Well, the boat must have heard him, because it settled farther in the water, as if his words held meaning for it. He was sitting starboard toward the bow. I moved to the stern, intent on the nylon bag clipped to the back of the tramp. I unzipped it. Water flowed over the tramp and the bag and something floated away. I ripped off a glove and felt around for the drain plugs. One…two. Ah. I rolled off the boat and around to the back of the starboard hull and screwed in the first drain plug. But where had the other one gone? I glanced down at my empty right hand. Huh? I looked up at the trampoline. The plug was sitting there, out of my reach.
Brian saw it and dove for it. The extra weight on the back of the boat tipped it under water. He jumped overboard and swam around, securing the other drain plug. Whew! The plugs were in. But it was too late. The overloaded hulls continued to sink at a 45 degree angle, under water. Brian climbed back on and headed up to the bow. I followed, but I could feel it sinking lower and tilting to port. I jumped off again, but Brian stayed on. I turned and looked back. He stood on the inner port hull, which stuck halfway out into the air. The boat was almost perpendicular to the water, but slightly to port.
He suggested I join him on the hull.

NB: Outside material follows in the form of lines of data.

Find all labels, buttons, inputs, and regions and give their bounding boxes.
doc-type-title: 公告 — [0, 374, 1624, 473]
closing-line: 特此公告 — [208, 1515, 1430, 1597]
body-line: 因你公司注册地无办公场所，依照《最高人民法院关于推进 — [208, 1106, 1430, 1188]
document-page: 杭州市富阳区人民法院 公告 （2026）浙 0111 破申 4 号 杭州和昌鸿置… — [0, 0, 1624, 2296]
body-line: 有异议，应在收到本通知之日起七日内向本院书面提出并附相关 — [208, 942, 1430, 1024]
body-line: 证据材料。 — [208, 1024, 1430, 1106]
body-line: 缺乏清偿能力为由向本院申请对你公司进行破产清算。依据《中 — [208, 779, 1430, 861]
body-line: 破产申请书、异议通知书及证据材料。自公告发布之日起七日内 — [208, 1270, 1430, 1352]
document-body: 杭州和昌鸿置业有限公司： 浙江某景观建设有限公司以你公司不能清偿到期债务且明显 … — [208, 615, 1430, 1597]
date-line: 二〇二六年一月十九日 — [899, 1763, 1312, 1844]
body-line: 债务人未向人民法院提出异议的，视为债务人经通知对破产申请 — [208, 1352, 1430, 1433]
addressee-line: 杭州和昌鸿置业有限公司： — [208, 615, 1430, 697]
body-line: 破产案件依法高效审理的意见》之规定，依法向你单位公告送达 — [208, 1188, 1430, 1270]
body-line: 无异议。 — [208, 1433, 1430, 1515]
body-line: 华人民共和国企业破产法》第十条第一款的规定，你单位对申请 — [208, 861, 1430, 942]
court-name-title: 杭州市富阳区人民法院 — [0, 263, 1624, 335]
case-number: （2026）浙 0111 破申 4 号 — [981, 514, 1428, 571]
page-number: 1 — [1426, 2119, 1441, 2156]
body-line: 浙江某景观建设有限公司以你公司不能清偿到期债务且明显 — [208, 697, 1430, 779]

We could then inch our way upward on the front of it, hoping our weight would force the starboard hull out of the water enough to loosen the drain plug again and spill out the excess fluid. I tried to climb aboard. It wasn’t easy because we had just waxed the hulls (we had been so proud of our good job) and I kept slipping off. Finally I was up beside Brian. He pushed me up to the tip of the port hull where I sort of half hung, half leaned while he inched up behind me. But the starboard hull never came farther out of the water.
We looked around. There were only two other sailboats out. Both were far away yet. We tried to make ourselves comfortable while we waited. The boat sank a little more, but we managed to stay half out of the water. Luckily it wasn’t cold—double lucky for me because I had on a wet suit.
Finally Heinz sailed by and promised to send some help. He was carrying two inexperienced sailors so he couldn’t do much right then.
He must have been our good luck talisman, because suddenly things started going our way. Three men in a Mexican Ponga boat showed up next. Brian talked to them. They didn’t seem to understand English, but knew exactly what to do. They maneuvered their fishing boat up to the Prindle’s mast, got under it, and motored down the length of it, pushing it up and over. Yippee! The catamaran was righted and sitting on the water again. We thanked the fishermen profusely. They smiled and we all waved to each other as they disappeared.
Next came Clyde and Paul on Clyde’s 18-foot Prindle. It was decided that I would go with Paul and Clyde on their boat (they had to beach me like a whale because my arms were so tired from hanging from the hull, I couldn’t pull myself up) and Brian would stay with his boat. We all sailed to the closest shore. Once there we pulled out the drain plugs and let the water flow out. When it slowed we hoisted the front hulls over our heads and let them drain some more.
Didn’t know those hulls would fill three-quarters to the top and still float. Lucky for us.
When the hulls were nearly empty of liquid we immediately reinserted the drain plugs and, like good sailors, got back on the boat and headed out to sea again—after thanking our rescuers, a lot.
The moral of the story? Oh, yeah, of course the drain plugs—that’s a given. Nope, the real moral of the story is, No Man Is An Island, or, You Gotta Have Friends. Isn’t that a song?